Abraham’s great discovery was the concept of “Chesed” or loving-kindness (Zohar Genesis 146). He spread a message that resonated with tens of thousands of followers (Mishneh Torah, Avodat Kochavim 1:3): the existence of an infinite creator who desires to shower love and spiritual pleasure upon his creations. Abraham’s subsequent experiences with God’s tests forced him to confront a profound paradox: how could this loving, benevolent creator be reconciled with a cold world full of seemingly cruel “tests”? If only we could conceive of an approach to this challenging query, a “Unified Theological Theory” would be within reach.
We are told that “God tested Abraham ten times” (Avot 5:4). The truth is, these tests were meant to demonstrate that the purpose of life’s trials is not to weed out the disloyal, but rather to establish the fully developed identity of the individual. Without an awareness of independent, constantly evolving, selfhood, Abraham’s and God’s mutual goal of love and relationship is inconceivable. Mature relationship cannot be born out of coercion, nor can it be founded on dependency or emotional neediness. Genuine love is a choice made by two individuals who recognize the value of their own existence, and are therefore capable of relating to another without suffering a loss of self. Essentially, it is only such an independent identity, emerging from life’s tests, that can allow for healthy love and relationship to endure.
Of course, there is a fundamental contradiction to that critical independence—life itself is given to us. How can we attain selfhood if the very life in which we become ourselves is granted by God? Abraham had to face this very contradiction. He had earned much in his life; however, his son’s life and the nation it would generate were bestowed upon him as a gift from God. If “givens” create dependency, thereby damaging the possibility for mutual relationship and love, Abraham’s revelation regarding loving-kindness and the shared relationship between God and His creations becomes embroiled in an inevitable Catch-22.

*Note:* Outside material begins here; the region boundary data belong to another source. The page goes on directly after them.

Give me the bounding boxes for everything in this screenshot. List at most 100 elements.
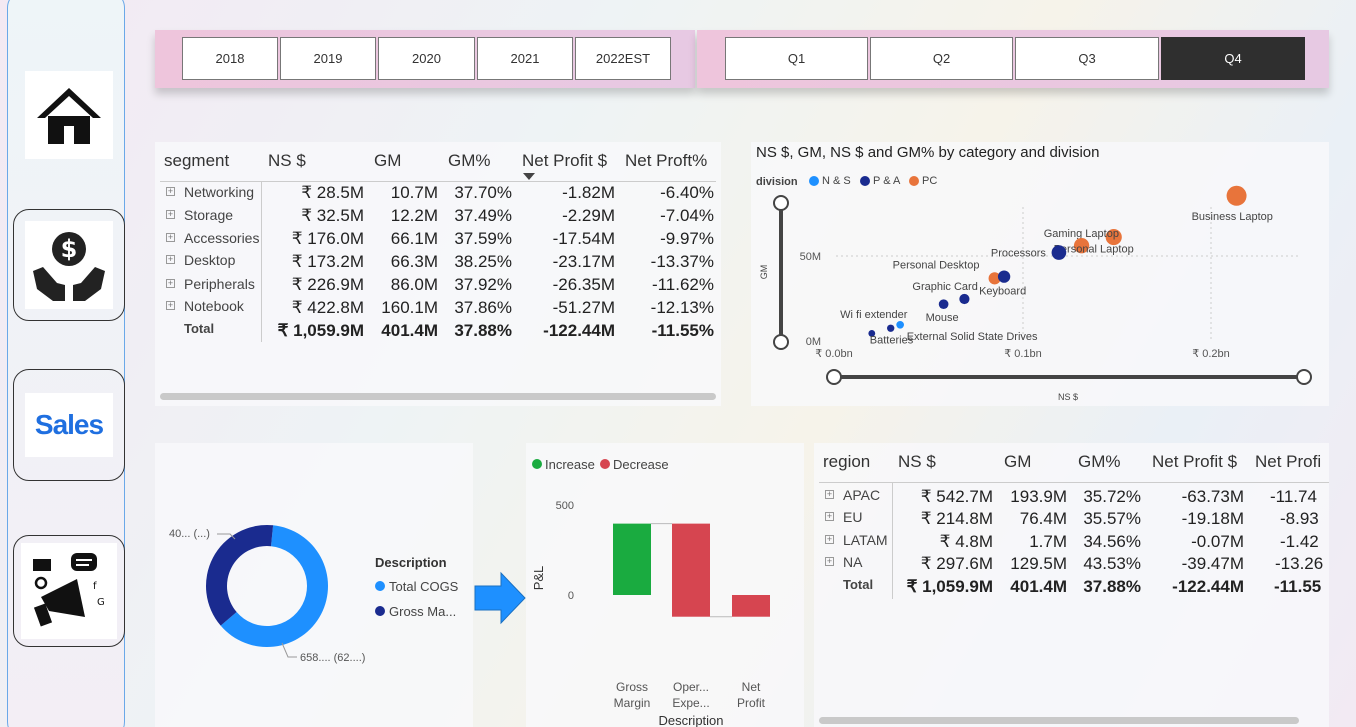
scatter-point[interactable] [997,270,1011,283]
scatter-point[interactable] [1051,245,1067,260]
expand-icon[interactable]: + [825,512,834,521]
legend-label-gross-margin[interactable]: Gross Ma... [389,604,456,619]
cell-gm-percent: 37.49% [454,206,512,225]
quarter-button-q2[interactable]: Q2 [870,37,1013,80]
expand-icon[interactable]: + [825,535,834,544]
navigation-panel: $ Sales f G [7,0,125,727]
net-profit-percent-header[interactable]: Net Profi [1255,452,1321,472]
scatter-point[interactable] [938,299,949,309]
data-label-leader [281,642,297,658]
point-label: Mouse [926,312,959,324]
gm-percent-header[interactable]: GM% [448,151,491,171]
arrow-right-icon [474,571,526,625]
waterfall-bar[interactable] [613,523,651,595]
horizontal-scrollbar[interactable] [160,393,716,400]
cell-ns: ₹ 297.6M [920,554,993,573]
category-label: Oper... [673,680,709,694]
expand-icon[interactable]: + [166,233,175,242]
legend-label-increase[interactable]: Increase [545,457,595,472]
cell-net-profit-percent: -12.13% [650,298,714,317]
row-label-na: NA [843,554,863,570]
x-tick-label: ₹ 0.0bn [815,348,853,360]
y-tick-label: 0M [806,336,821,348]
donut-slice[interactable] [206,525,274,626]
x-range-slider-handle[interactable] [826,369,842,385]
scatter-point[interactable] [1226,185,1247,206]
legend-dot-icon [375,606,385,616]
net-profit-header[interactable]: Net Profit $ [522,151,607,171]
net-profit-percent-header[interactable]: Net Proft% [625,151,707,171]
legend-label-decrease[interactable]: Decrease [613,457,669,472]
total-ns: ₹ 1,059.9M [906,577,993,596]
year-button-2019[interactable]: 2019 [280,37,376,80]
expand-icon[interactable]: + [825,490,834,499]
expand-icon[interactable]: + [166,279,175,288]
scatter-point[interactable] [887,324,895,332]
ns-header[interactable]: NS $ [898,452,936,472]
cell-ns: ₹ 4.8M [939,532,993,551]
scatter-plot: 50M 0M ₹ 0.0bn ₹ 0.1bn ₹ 0.2bn GM NS $ B… [759,185,1312,402]
expand-icon[interactable]: + [166,210,175,219]
y-axis-label: GM [759,265,769,280]
cell-gm-percent: 37.70% [454,183,512,202]
sort-desc-icon[interactable] [523,173,535,180]
cell-gm: 76.4M [1019,509,1067,528]
ns-header[interactable]: NS $ [268,151,306,171]
region-header[interactable]: region [823,452,870,472]
scatter-point[interactable] [896,320,904,329]
total-gm-percent: 37.88% [1083,577,1141,596]
x-range-slider-handle[interactable] [1296,369,1312,385]
gm-header[interactable]: GM [1004,452,1031,472]
year-button-2021[interactable]: 2021 [477,37,573,80]
quarter-button-q3[interactable]: Q3 [1015,37,1159,80]
point-label: Personal Desktop [893,259,980,271]
cell-ns: ₹ 226.9M [291,275,364,294]
expand-icon[interactable]: + [166,301,175,310]
year-button-2018[interactable]: 2018 [182,37,278,80]
gm-header[interactable]: GM [374,151,401,171]
scatter-chart-panel: NS $, GM, NS $ and GM% by category and d… [751,142,1329,406]
cell-net-profit: -39.47M [1181,554,1244,573]
expand-icon[interactable]: + [166,255,175,264]
x-axis-label: NS $ [1058,392,1078,402]
donut-chart: 40... (...) 658.... (62....) Description… [169,525,459,664]
donut-chart-panel: 40... (...) 658.... (62....) Description… [155,443,473,727]
cell-net-profit-percent: -13.37% [650,252,714,271]
waterfall-bar[interactable] [732,595,770,617]
cell-gm-percent: 35.57% [1083,509,1141,528]
quarter-button-q4[interactable]: Q4 [1161,37,1305,80]
total-net-profit: -122.44M [1172,577,1244,596]
gm-percent-header[interactable]: GM% [1078,452,1121,472]
cell-net-profit: -17.54M [552,229,615,248]
x-tick-label: ₹ 0.2bn [1192,348,1230,360]
cell-gm: 129.5M [1010,554,1067,573]
row-label-apac: APAC [843,487,881,503]
scatter-point[interactable] [959,293,970,305]
year-button-2022est[interactable]: 2022EST [575,37,671,80]
y-axis-label: P&L [531,566,546,591]
sales-button[interactable]: Sales [13,369,125,481]
legend-label-total-cogs[interactable]: Total COGS [389,579,459,594]
cell-gm-percent: 35.72% [1083,487,1141,506]
y-range-slider-handle[interactable] [773,195,789,211]
cell-net-profit-percent: -8.93 [1280,509,1319,528]
quarter-button-q1[interactable]: Q1 [725,37,868,80]
horizontal-scrollbar[interactable] [819,717,1299,724]
cell-net-profit: -23.17M [552,252,615,271]
segment-header[interactable]: segment [164,151,229,171]
cell-net-profit-percent: -9.97% [660,229,714,248]
year-button-2020[interactable]: 2020 [378,37,475,80]
net-profit-header[interactable]: Net Profit $ [1152,452,1237,472]
waterfall-bar[interactable] [672,523,710,617]
marketing-button[interactable]: f G [13,535,125,647]
finance-button[interactable]: $ [13,209,125,321]
row-label-storage: Storage [184,207,234,223]
cell-net-profit-percent: -11.74 [1270,487,1317,506]
expand-icon[interactable]: + [166,187,175,196]
megaphone-icon: f G [21,543,117,639]
home-button[interactable] [13,59,125,171]
cell-gm-percent: 37.59% [454,229,512,248]
cell-net-profit-percent: -13.26 [1275,554,1324,573]
y-range-slider-handle[interactable] [773,334,789,350]
expand-icon[interactable]: + [825,557,834,566]
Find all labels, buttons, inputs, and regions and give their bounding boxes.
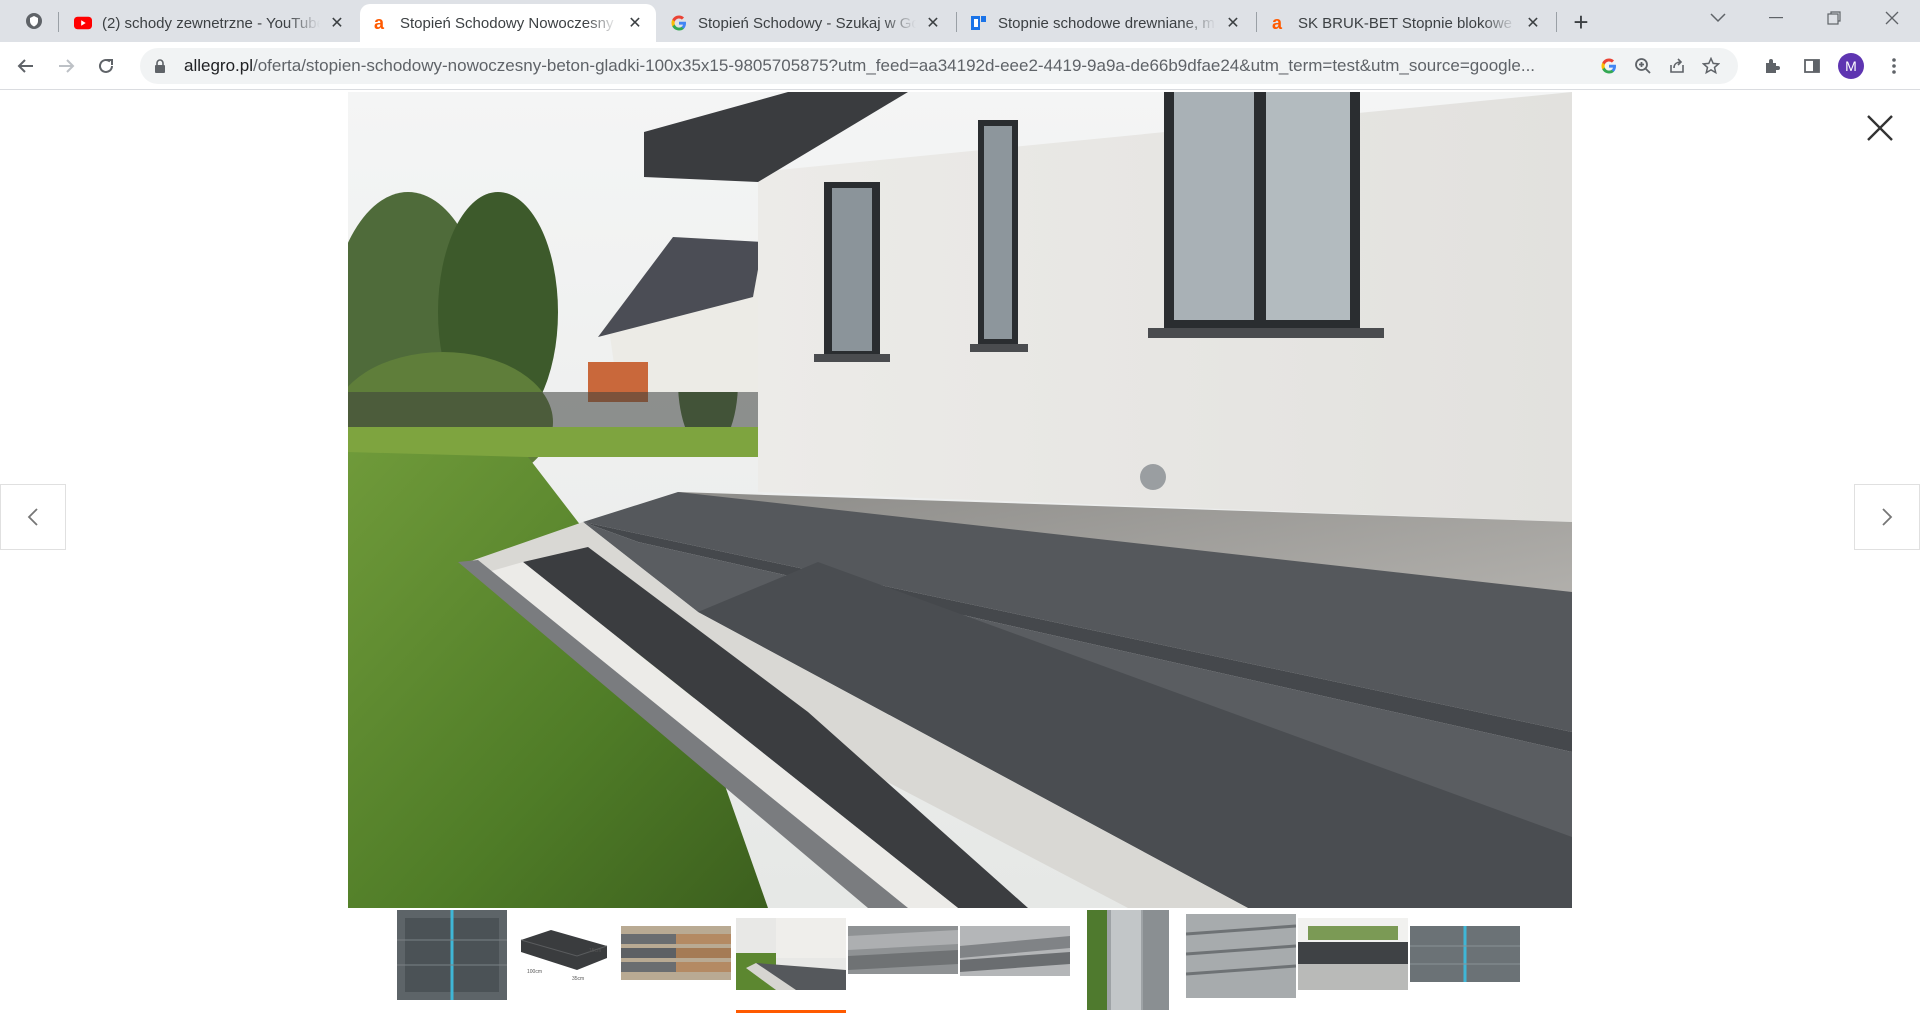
tab-separator (1256, 12, 1257, 32)
close-window-button[interactable] (1864, 0, 1920, 36)
minimize-button[interactable] (1748, 0, 1804, 36)
tab-bruk-bet[interactable]: a SK BRUK-BET Stopnie blokowe B ✕ (1258, 4, 1554, 42)
url-host: allegro.pl (184, 56, 253, 75)
close-icon (1885, 11, 1899, 25)
extensions-button[interactable] (1756, 50, 1788, 82)
lock-icon[interactable] (154, 58, 170, 74)
restore-icon (1827, 11, 1841, 25)
share-icon[interactable] (1660, 49, 1694, 83)
thumbnail-label: 15cm (589, 948, 601, 954)
thumbnail-9[interactable] (1298, 918, 1408, 990)
arrow-right-icon (59, 59, 75, 73)
more-vert-icon (1892, 58, 1896, 74)
close-tab-icon[interactable]: ✕ (1524, 14, 1542, 32)
thumbnail-6[interactable] (960, 926, 1070, 976)
back-button[interactable] (10, 50, 42, 82)
previous-image-button[interactable] (0, 484, 66, 550)
image-gallery-overlay: 100cm 35cm 15cm (0, 90, 1920, 1020)
tab-separator (956, 12, 957, 32)
new-tab-button[interactable]: + (1566, 7, 1596, 37)
address-bar[interactable]: allegro.pl/oferta/stopien-schodowy-nowoc… (140, 48, 1738, 84)
selected-thumbnail-indicator (736, 1010, 846, 1013)
puzzle-icon (1766, 59, 1780, 73)
tab-allegro-active[interactable]: a Stopień Schodowy Nowoczesny B ✕ (360, 4, 656, 42)
thumbnail-3[interactable] (621, 926, 731, 980)
tab-title: Stopień Schodowy Nowoczesny B (400, 14, 618, 32)
forward-button[interactable] (50, 50, 82, 82)
thumbnail-8[interactable] (1186, 914, 1296, 998)
chevron-down-icon (1710, 13, 1726, 23)
thumbnail-1[interactable] (397, 910, 507, 1000)
close-icon (1867, 115, 1893, 141)
close-tab-icon[interactable]: ✕ (328, 14, 346, 32)
pinned-tab[interactable] (14, 8, 54, 34)
thumbnail-10[interactable] (1410, 926, 1520, 982)
svg-text:a: a (1272, 14, 1283, 32)
arrow-left-icon (17, 59, 33, 73)
next-image-button[interactable] (1854, 484, 1920, 550)
url-path: /oferta/stopien-schodowy-nowoczesny-beto… (253, 56, 1536, 75)
zoom-icon[interactable] (1626, 49, 1660, 83)
chevron-left-icon (27, 508, 38, 526)
tab-separator (58, 12, 59, 32)
reload-button[interactable] (90, 50, 122, 82)
browser-toolbar: allegro.pl/oferta/stopien-schodowy-nowoc… (0, 42, 1920, 90)
chrome-menu-button[interactable] (1878, 50, 1910, 82)
profile-avatar[interactable]: M (1838, 53, 1864, 79)
tab-ceneo[interactable]: Stopnie schodowe drewniane, m ✕ (958, 4, 1254, 42)
tab-title: (2) schody zewnetrzne - YouTube (102, 14, 320, 32)
thumbnail-2[interactable]: 100cm 35cm 15cm (509, 910, 619, 1000)
close-gallery-button[interactable] (1862, 110, 1898, 146)
close-tab-icon[interactable]: ✕ (924, 14, 942, 32)
tab-title: Stopnie schodowe drewniane, m (998, 14, 1215, 32)
youtube-icon (74, 14, 92, 32)
close-tab-icon[interactable]: ✕ (626, 14, 644, 32)
thumbnail-label: 100cm (527, 969, 542, 975)
tab-separator (1556, 12, 1557, 32)
side-panel-button[interactable] (1796, 50, 1828, 82)
minimize-icon (1769, 17, 1783, 19)
url-text[interactable]: allegro.pl/oferta/stopien-schodowy-nowoc… (184, 56, 1592, 76)
thumbnail-strip: 100cm 35cm 15cm (397, 910, 1523, 1016)
thumbnail-label: 35cm (572, 976, 584, 982)
side-panel-icon (1804, 59, 1820, 73)
bookmark-star-icon[interactable] (1694, 49, 1728, 83)
google-icon (670, 14, 688, 32)
tab-youtube[interactable]: (2) schody zewnetrzne - YouTube ✕ (62, 4, 358, 42)
tab-google[interactable]: Stopień Schodowy - Szukaj w Go ✕ (658, 4, 954, 42)
thumbnail-7[interactable] (1087, 910, 1169, 1010)
ceneo-icon (970, 14, 988, 32)
svg-text:a: a (374, 14, 385, 32)
tab-title: SK BRUK-BET Stopnie blokowe B (1298, 14, 1516, 32)
tab-title: Stopień Schodowy - Szukaj w Go (698, 14, 916, 32)
allegro-icon: a (1270, 14, 1288, 32)
restore-button[interactable] (1806, 0, 1862, 36)
close-tab-icon[interactable]: ✕ (1224, 14, 1242, 32)
thumbnail-5[interactable] (848, 926, 958, 974)
allegro-icon: a (372, 14, 390, 32)
reload-icon (99, 58, 113, 73)
chevron-right-icon (1882, 508, 1893, 526)
main-product-photo[interactable] (348, 92, 1572, 908)
shield-icon (26, 13, 42, 29)
google-lens-icon[interactable] (1592, 49, 1626, 83)
thumbnail-4-selected[interactable] (736, 918, 846, 990)
tab-search-button[interactable] (1690, 0, 1746, 36)
tab-strip: (2) schody zewnetrzne - YouTube ✕ a Stop… (0, 0, 1920, 42)
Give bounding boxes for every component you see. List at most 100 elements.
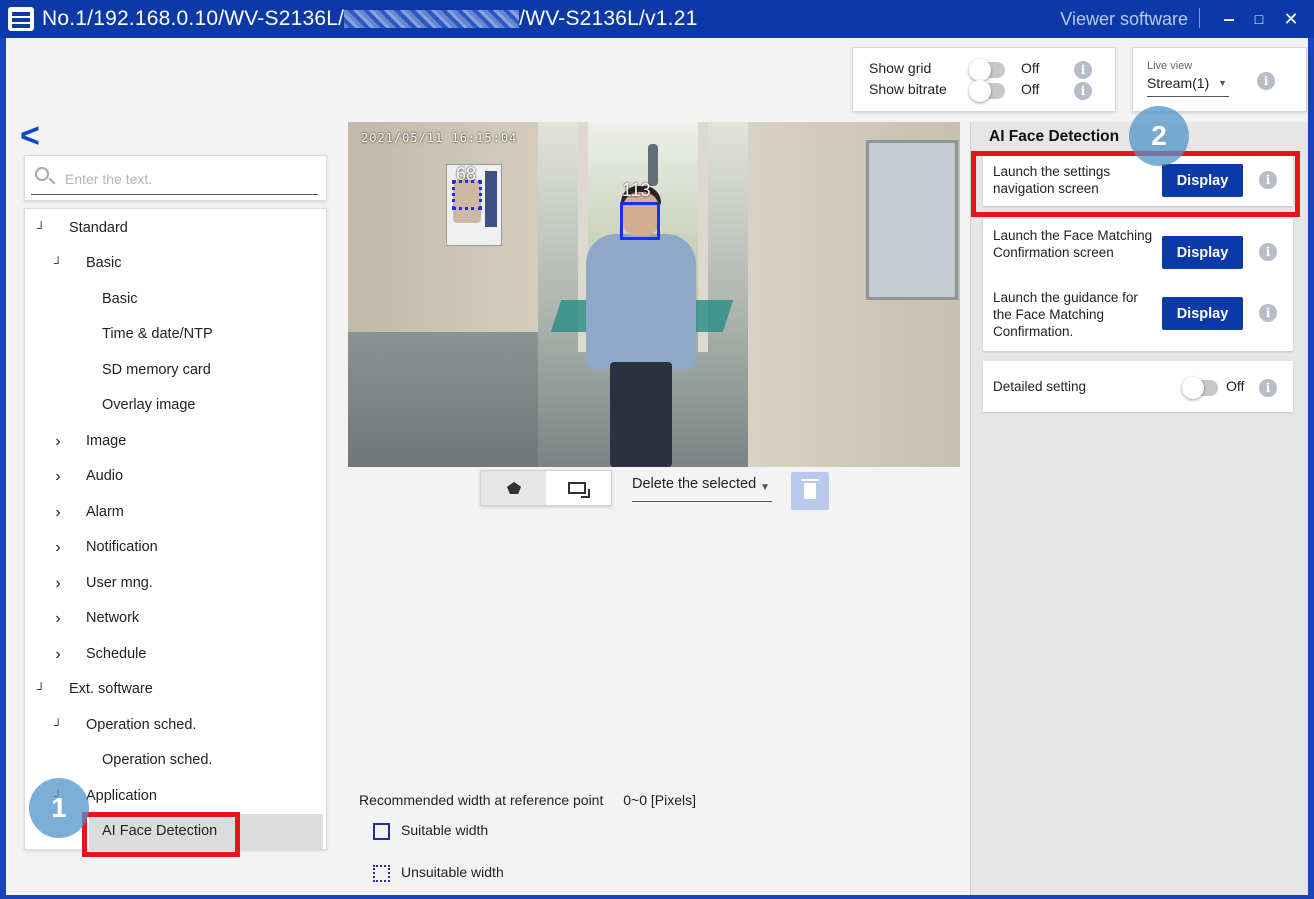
polygon-mode-button[interactable] <box>481 471 546 505</box>
search-icon <box>35 167 49 181</box>
show-bitrate-toggle[interactable] <box>969 80 1005 102</box>
display-guide-button[interactable]: Display <box>1162 297 1243 330</box>
launch-guide-info-icon[interactable]: i <box>1259 304 1277 322</box>
menu-item-schedule[interactable]: › Schedule <box>25 637 326 672</box>
stream-select-value: Stream(1) <box>1147 75 1210 91</box>
title-bar: No.1/192.168.0.10/WV-S2136L/ /WV-S2136L/v… <box>0 0 1314 38</box>
detailed-setting-toggle[interactable] <box>1182 377 1218 399</box>
redacted-area <box>344 10 520 29</box>
menu-item-label: Application <box>86 788 157 804</box>
menu-item-alarm[interactable]: › Alarm <box>25 495 326 530</box>
draw-mode-toggle <box>480 470 612 506</box>
legend-unsuitable-label: Unsuitable width <box>401 864 504 880</box>
live-view-info-icon[interactable]: i <box>1257 72 1275 90</box>
expand-arrow-icon: › <box>55 433 61 450</box>
scene-floor-left <box>348 332 538 467</box>
panel-scrollbar[interactable] <box>1300 126 1306 886</box>
menu-item-label: Standard <box>69 220 128 236</box>
menu-item-basic-group[interactable]: ┘ Basic <box>25 246 326 281</box>
trash-icon <box>801 479 819 499</box>
menu-item-label: Network <box>86 610 140 626</box>
stream-select[interactable]: Stream(1) ▼ <box>1147 75 1229 97</box>
search-underline <box>31 194 318 195</box>
menu-item-ext-software[interactable]: ┘ Ext. software <box>25 672 326 707</box>
unsuitable-swatch-icon <box>373 865 390 882</box>
menu-item-basic[interactable]: Basic <box>25 282 326 317</box>
expand-arrow-icon: › <box>55 539 61 556</box>
scene-person-body <box>586 234 696 369</box>
menu-item-label: Basic <box>86 255 122 271</box>
expand-arrow-icon: › <box>55 646 61 663</box>
menu-item-operation-sched[interactable]: Operation sched. <box>25 743 326 778</box>
show-grid-toggle[interactable] <box>969 59 1005 81</box>
delete-select-dropdown[interactable]: Delete the selected ▼ <box>632 476 772 502</box>
menu-item-operation-sched-group[interactable]: ┘ Operation sched. <box>25 708 326 743</box>
menu-item-label: Basic <box>102 291 138 307</box>
show-grid-info-icon[interactable]: i <box>1074 61 1092 79</box>
recommended-width: Recommended width at reference point 0~0… <box>359 792 696 808</box>
launch-guide-text: Launch the guidance for the Face Matchin… <box>993 290 1138 339</box>
face-box-suitable <box>620 202 660 240</box>
show-grid-state: Off <box>1021 60 1040 76</box>
menu-item-notification[interactable]: › Notification <box>25 530 326 565</box>
delete-select-value: Delete the selected <box>632 476 757 492</box>
detailed-setting-info-icon[interactable]: i <box>1259 379 1277 397</box>
menu-item-label: Notification <box>86 539 158 555</box>
detailed-setting-state: Off <box>1226 378 1245 394</box>
camera-timestamp: 2021/05/11 16:15:04 <box>361 131 518 145</box>
recommended-width-value: 0~0 [Pixels] <box>623 792 697 808</box>
menu-item-audio[interactable]: › Audio <box>25 459 326 494</box>
expand-arrow-icon: › <box>55 610 61 627</box>
detailed-setting-card: Detailed setting Off i <box>983 361 1293 412</box>
highlight-launch-nav <box>971 151 1300 217</box>
collapse-arrow-icon: ┘ <box>53 718 63 732</box>
menu-item-standard[interactable]: ┘ Standard <box>25 211 326 246</box>
back-arrow-icon[interactable]: < <box>20 119 50 153</box>
expand-arrow-icon: › <box>55 468 61 485</box>
suitable-swatch-icon <box>373 823 390 840</box>
display-options-card: Show grid Off i Show bitrate Off i <box>852 47 1116 112</box>
menu-item-overlay-image[interactable]: Overlay image <box>25 388 326 423</box>
menu-item-label: Schedule <box>86 646 147 662</box>
app-logo-icon <box>8 7 34 31</box>
launch-match-text: Launch the Face Matching Confirmation sc… <box>993 228 1153 260</box>
collapse-arrow-icon: ┘ <box>53 256 63 270</box>
face-matching-card: Launch the Face Matching Confirmation sc… <box>983 219 1293 351</box>
menu-item-sd-card[interactable]: SD memory card <box>25 353 326 388</box>
window-title-suffix: /WV-S2136L/v1.21 <box>519 7 698 30</box>
delete-button[interactable] <box>791 472 829 510</box>
step-2-badge: 2 <box>1129 106 1189 166</box>
maximize-button[interactable]: □ <box>1246 6 1272 32</box>
menu-item-label: SD memory card <box>102 362 211 378</box>
search-input[interactable] <box>65 171 315 187</box>
collapse-arrow-icon: ┘ <box>36 221 46 235</box>
show-bitrate-info-icon[interactable]: i <box>1074 82 1092 100</box>
polygon-icon <box>507 482 521 494</box>
expand-arrow-icon: › <box>55 575 61 592</box>
rectangle-mode-button[interactable] <box>546 471 611 505</box>
menu-item-label: User mng. <box>86 575 153 591</box>
menu-item-user-mng[interactable]: › User mng. <box>25 566 326 601</box>
product-name: Viewer software <box>1060 9 1188 29</box>
menu-item-label: Overlay image <box>102 397 196 413</box>
display-match-button[interactable]: Display <box>1162 236 1243 269</box>
menu-item-image[interactable]: › Image <box>25 424 326 459</box>
live-view-card: Live view Stream(1) ▼ i <box>1132 47 1307 112</box>
menu-item-network[interactable]: › Network <box>25 601 326 636</box>
viewer-window: No.1/192.168.0.10/WV-S2136L/ /WV-S2136L/v… <box>0 0 1314 899</box>
show-grid-label: Show grid <box>869 60 932 76</box>
launch-match-info-icon[interactable]: i <box>1259 243 1277 261</box>
minimize-button[interactable]: ‒ <box>1216 6 1242 32</box>
menu-item-label: Operation sched. <box>102 752 213 768</box>
menu-item-label: Time & date/NTP <box>102 326 213 342</box>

There is one possible resolution to this quandary, all too familiar to those who have faced life-threatening situations. Individuals who have undergone a critical illness or survived a serious accident are most able to appreciate life, acutely cognizant of its significance after confronting death. In fact, in this state of awareness they are almost incapable of taking life for granted, always mindful of how precarious it really is. Because they don’t hold the common assumption that their existence “belongs” to them, they are free to create an identity unlimited by longing for a security they know they can never possess. Only then does life become a magnificent gift to be utilized, rather than a matter of ownership or dependency.
For Abraham to escape the potential bondage of everything given him, he needed to endure the most devastating experience of all, one that challenged everything he ever counted on. The Binding of Isaac showed Abraham that all he treasured could be seized from him in a single, insane instant, by none other than God Himself. It demonstrated once and for all that nothing, not God’s chosen nation, not even life itself, can be taken as a comfortable given.
Only after this test could both Abraham and Isaac live as true individualists, setting the foundation of the rest of their lives and of Jewish history with an understanding that those things that are given to us are not our own. Life may be allotted to us free of charge, but the story of the Binding of Isaac illustrates that, ironically, we can only fully become ourselves if we live as having narrowly eluded the clutches of death. Then, we can “let go” to the extent that we feel we have nothing to lose other than our own potential. Deep down, most of us can accept that the immense pleasure found in this kind of freedom, this authentic independence and opportunity for meaningful love, justifies life’s trials, and only a lesson this significant could warrant a command so extreme.
The Binding of Isaac is meant to create a paradigm shift in our outlook on life. Those things that are granted us, be they looks or abilities, are not our own and should not identify or define us. What we call “I” is only the result of developing all that was given to us. It is in understanding this subtle distinction that we become free of attitudes that hold us back from the crowning achievement of self-actualization, and that which can ultimately propel us to greatness and love.